Onu Amerika'ya götürecek büyük ve karanlık bir gemi, hayallerinin önünde, kendilerinden çok daha büyük engellerin varlığını hissettirircesine, rıhtımdan biraz uzakta bekler. Eleni ve çocuklar da onu uğurlamak için yanındadır. En etkileyici ve unutulmaz veda sahnelerinden biri de işte bu an yaşanır.
“Eleni, onun için ördüğü ama bitiremediği kırmızı bir kazağı yine de Alexis'e uzatır. Alexis kazağı almaz, fakat örgünün ipini parmaklarına dolar. İpin ucu kendinde, küçük bir kayık onu rıhtımdan alıp, uzakta bekleyen gemiye doğru götürürken Eleni'nin elindeki bitmemiş kazak yavaş yavaş sökülmeye başlar. Eleni'nin elleri ve sökülen örgü yakın çekimde uzun uzun gösterilir. Çekim o kadar yakındır ki el emeği, zaman ve tekniğin ilmek ilmek ördüğü kazak sanki hiç gereği yokken, boşu boşuna sade bir ipe dönüşür. Gidenlerle kalanların arasında sökülen hayat bütün sahneyi doldurur. Ve Alexis gemiye ulaşmadan, kazaktan geriye bir şey kalmaz. Geriye kalan sadece iptir ve ucunun denize düşmesi sanki bir şeylerin kalıcı olarak bittiğinin işaretidir.

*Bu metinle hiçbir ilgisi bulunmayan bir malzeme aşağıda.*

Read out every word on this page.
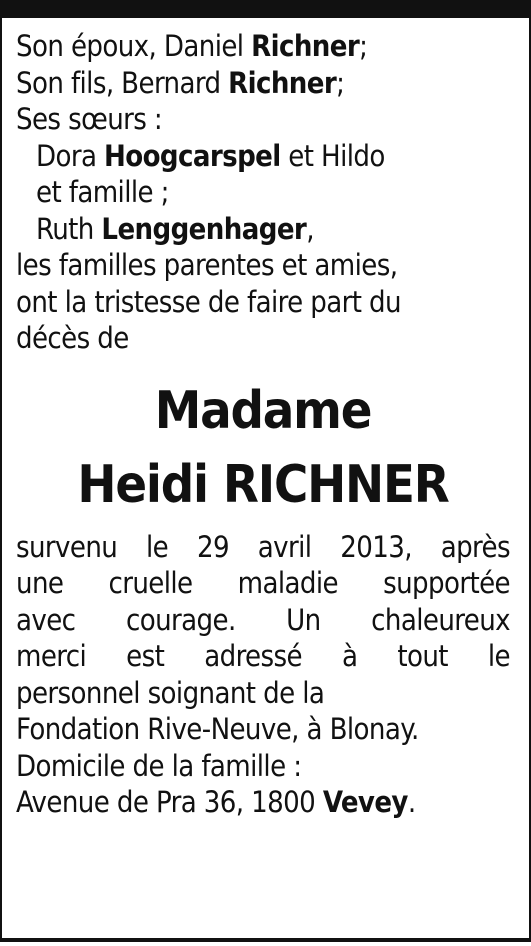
Son époux, Daniel Richner;
Son fils, Bernard Richner;
Ses sœurs :
Dora Hoogcarspel et Hildo
et famille ;
Ruth Lenggenhager,
les familles parentes et amies,
ont la tristesse de faire part du
décès de
Madame
Heidi RICHNER
survenu le 29 avril 2013, après
une cruelle maladie supportée
avec courage. Un chaleureux
merci est adressé à tout le
personnel soignant de la
Fondation Rive-Neuve, à Blonay.
Domicile de la famille :
Avenue de Pra 36, 1800 Vevey.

Zorunlu göç tek yönlü bir hikâye değildir. Birileri giderken, geride de daima birileri kalır. Ayrılık, iki tarafın da yaşamında köklü değişikliklere neden olur. Göç bir anlamda uygarlık karşıtıdır ve birlikte yaratılmış ne varsa, içindeki emeği, zamanı ve tekniği tersine çevirerek ilkel bir doğa parçasına, bir ipe dönüştürür. Üstelik, geçiciliği garanti değildir.
Bu anlamda ayrılık hem gelecek için bir umut hem de kavuşamama ihtimalidir. Tıpkı mültecilerin Ege Denizi'nin mavisinde yaşamı ve ölümü aynı anda görmeleri gibi 'Ağlayan Çayır'da da su hem kurtuluşun hem de yıkımın sembolüdür. Suya düşen ip ise, tıpkı karlar eriyince İran sınırında ortaya çıkan göçmen cesetleri gibi hikâyenin nasıl biteceğinin... Alexis ve Eleni birbirlerini bir daha göremeyeceklerdir.